Concernant les Installations utilisant l’énergie hydraulique (rubr. 5.2.2.0),

  • Dans un but de simplification, les pièces spécifiques qui étaient exigées (C. envir., art. D. 181-15-1, VI) pour les installations utilisant l’énergie hydraulique sont supprimées. Les exploitants de ces installations doivent désormais fournir uniquement les pièces exigées pour les barrages (v. ci-dessus).

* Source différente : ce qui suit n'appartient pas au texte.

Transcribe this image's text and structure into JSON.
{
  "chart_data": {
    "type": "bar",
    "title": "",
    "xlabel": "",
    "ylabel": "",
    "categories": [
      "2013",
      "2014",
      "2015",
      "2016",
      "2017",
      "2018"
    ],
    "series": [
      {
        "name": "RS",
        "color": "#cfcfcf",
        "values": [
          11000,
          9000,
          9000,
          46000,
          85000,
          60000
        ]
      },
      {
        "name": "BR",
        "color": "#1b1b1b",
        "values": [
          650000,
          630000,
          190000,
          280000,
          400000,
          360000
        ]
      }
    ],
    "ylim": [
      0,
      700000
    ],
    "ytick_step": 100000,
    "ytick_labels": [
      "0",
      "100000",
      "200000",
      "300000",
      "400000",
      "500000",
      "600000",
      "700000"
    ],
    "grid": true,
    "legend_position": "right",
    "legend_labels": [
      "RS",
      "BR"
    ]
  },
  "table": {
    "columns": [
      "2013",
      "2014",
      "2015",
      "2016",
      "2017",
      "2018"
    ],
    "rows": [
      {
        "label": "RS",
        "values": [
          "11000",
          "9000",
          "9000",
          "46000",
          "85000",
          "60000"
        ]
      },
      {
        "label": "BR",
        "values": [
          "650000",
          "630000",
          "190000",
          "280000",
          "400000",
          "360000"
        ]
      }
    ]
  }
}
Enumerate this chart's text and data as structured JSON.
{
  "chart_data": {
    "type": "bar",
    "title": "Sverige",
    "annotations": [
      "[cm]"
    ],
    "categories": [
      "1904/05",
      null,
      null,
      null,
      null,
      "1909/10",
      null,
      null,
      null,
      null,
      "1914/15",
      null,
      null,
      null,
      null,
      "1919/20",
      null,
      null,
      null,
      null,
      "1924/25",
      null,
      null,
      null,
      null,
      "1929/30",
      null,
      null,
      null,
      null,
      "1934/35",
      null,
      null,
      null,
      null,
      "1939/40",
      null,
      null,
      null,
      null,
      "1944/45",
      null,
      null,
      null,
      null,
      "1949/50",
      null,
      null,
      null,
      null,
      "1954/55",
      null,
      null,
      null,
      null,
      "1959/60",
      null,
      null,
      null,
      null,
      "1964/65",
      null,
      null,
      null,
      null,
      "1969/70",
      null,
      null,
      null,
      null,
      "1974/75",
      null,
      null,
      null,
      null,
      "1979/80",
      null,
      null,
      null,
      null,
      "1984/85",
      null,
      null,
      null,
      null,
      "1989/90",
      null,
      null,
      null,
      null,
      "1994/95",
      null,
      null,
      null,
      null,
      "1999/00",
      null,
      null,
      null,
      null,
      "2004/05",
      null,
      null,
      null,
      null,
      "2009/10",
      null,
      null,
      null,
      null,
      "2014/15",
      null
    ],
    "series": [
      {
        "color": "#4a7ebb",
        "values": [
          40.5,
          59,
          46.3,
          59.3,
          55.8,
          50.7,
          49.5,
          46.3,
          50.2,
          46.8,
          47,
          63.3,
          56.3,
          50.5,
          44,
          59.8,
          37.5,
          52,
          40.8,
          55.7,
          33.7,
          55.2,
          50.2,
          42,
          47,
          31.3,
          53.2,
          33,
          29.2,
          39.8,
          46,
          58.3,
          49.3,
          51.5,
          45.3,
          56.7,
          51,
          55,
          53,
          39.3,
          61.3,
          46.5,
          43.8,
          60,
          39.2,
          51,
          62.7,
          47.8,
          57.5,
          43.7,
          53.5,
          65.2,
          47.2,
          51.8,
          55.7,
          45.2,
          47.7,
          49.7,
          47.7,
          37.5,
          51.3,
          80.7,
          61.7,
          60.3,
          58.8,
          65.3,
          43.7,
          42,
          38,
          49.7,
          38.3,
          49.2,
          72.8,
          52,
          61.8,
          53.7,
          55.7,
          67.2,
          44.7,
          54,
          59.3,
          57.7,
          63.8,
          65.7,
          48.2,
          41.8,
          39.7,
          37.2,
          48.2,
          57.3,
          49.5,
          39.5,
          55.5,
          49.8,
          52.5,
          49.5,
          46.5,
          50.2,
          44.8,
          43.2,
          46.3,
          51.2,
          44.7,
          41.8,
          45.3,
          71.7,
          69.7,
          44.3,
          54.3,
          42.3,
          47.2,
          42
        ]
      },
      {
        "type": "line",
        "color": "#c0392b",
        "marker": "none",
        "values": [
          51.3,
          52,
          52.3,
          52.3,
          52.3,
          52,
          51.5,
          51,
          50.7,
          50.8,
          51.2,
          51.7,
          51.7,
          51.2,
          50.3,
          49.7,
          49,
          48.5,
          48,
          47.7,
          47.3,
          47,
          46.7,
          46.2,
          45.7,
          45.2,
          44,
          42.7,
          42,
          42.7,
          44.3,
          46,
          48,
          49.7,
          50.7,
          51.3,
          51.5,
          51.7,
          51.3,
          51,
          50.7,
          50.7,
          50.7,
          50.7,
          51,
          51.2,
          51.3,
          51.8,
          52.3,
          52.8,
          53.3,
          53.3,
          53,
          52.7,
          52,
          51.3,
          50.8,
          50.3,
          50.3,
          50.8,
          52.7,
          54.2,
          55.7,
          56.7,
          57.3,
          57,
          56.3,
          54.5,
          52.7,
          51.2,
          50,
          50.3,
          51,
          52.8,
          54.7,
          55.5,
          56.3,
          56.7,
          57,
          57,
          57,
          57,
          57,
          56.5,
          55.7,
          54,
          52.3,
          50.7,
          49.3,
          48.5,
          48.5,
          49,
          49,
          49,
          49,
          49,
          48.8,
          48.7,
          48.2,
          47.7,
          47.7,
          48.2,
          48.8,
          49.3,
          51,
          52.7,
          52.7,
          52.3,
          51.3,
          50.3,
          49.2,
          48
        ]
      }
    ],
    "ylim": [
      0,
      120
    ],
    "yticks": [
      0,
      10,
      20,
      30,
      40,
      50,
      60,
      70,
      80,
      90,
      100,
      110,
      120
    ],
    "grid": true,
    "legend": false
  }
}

  • Par ailleurs, le décret supprime la disposition prévoyant que « Lorsque l’autorisation environnementale porte sur un ouvrage hydraulique, le dossier de demande est complété, le cas échéant, par une étude de dangers dont le contenu est précisé à l’article R. 214-116 ». L’exigence d’une  étude de dangers est en effet prévue pour les ouvrages hydrauliques (v. ci-dessus) par le nouveau décret.

Autres modifications 

  • Pièces complémentaires pour les projets nécessitant une autorisation en réserve naturelle : Le décret corrige une erreur de renvoi : les pièces complémentaires exigées par l’article D. 181-15-3 renvoyaient, non à une pièce particulière exigée dans le cadre d’une autorisation en réserve naturelle (C. envir., art. R. 332-24, I, 4°), mais à l’autorisation de modification d’une réserve naturelle (C. envir., art. R. 332-23). Le décret procède donc à la rectification en renvoyant sur l’article R. 332-24.

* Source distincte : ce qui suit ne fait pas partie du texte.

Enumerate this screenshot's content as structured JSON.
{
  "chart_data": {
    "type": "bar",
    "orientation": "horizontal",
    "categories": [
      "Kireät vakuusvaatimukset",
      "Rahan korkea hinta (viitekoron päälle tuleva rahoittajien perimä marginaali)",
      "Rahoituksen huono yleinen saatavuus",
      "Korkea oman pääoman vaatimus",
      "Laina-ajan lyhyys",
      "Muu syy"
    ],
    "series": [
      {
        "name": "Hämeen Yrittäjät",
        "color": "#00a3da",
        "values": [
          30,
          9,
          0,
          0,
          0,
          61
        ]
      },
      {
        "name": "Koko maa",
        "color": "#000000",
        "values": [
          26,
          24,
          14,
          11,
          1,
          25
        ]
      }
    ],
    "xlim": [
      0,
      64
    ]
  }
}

  • Pièces complémentaires lorsque l’autorisation environnementale tient lieu d’agrément pour l’utilisation d’OGM : Le plan d’opération interne (POI) sort de la liste des éléments complétant le dossier de demande (C. envir., art. D. 181-15-6).
  • Pièces complémentaires lorsque l’autorisation environnementale tient lieu d’agrément pour la gestion de déchets : Un renvoi à l’article R. 543-59, concernant les informations des organismes agréés pour prendre en charge les déchets d’emballages, est supprimé (C. envir., art. D. 181-15-7).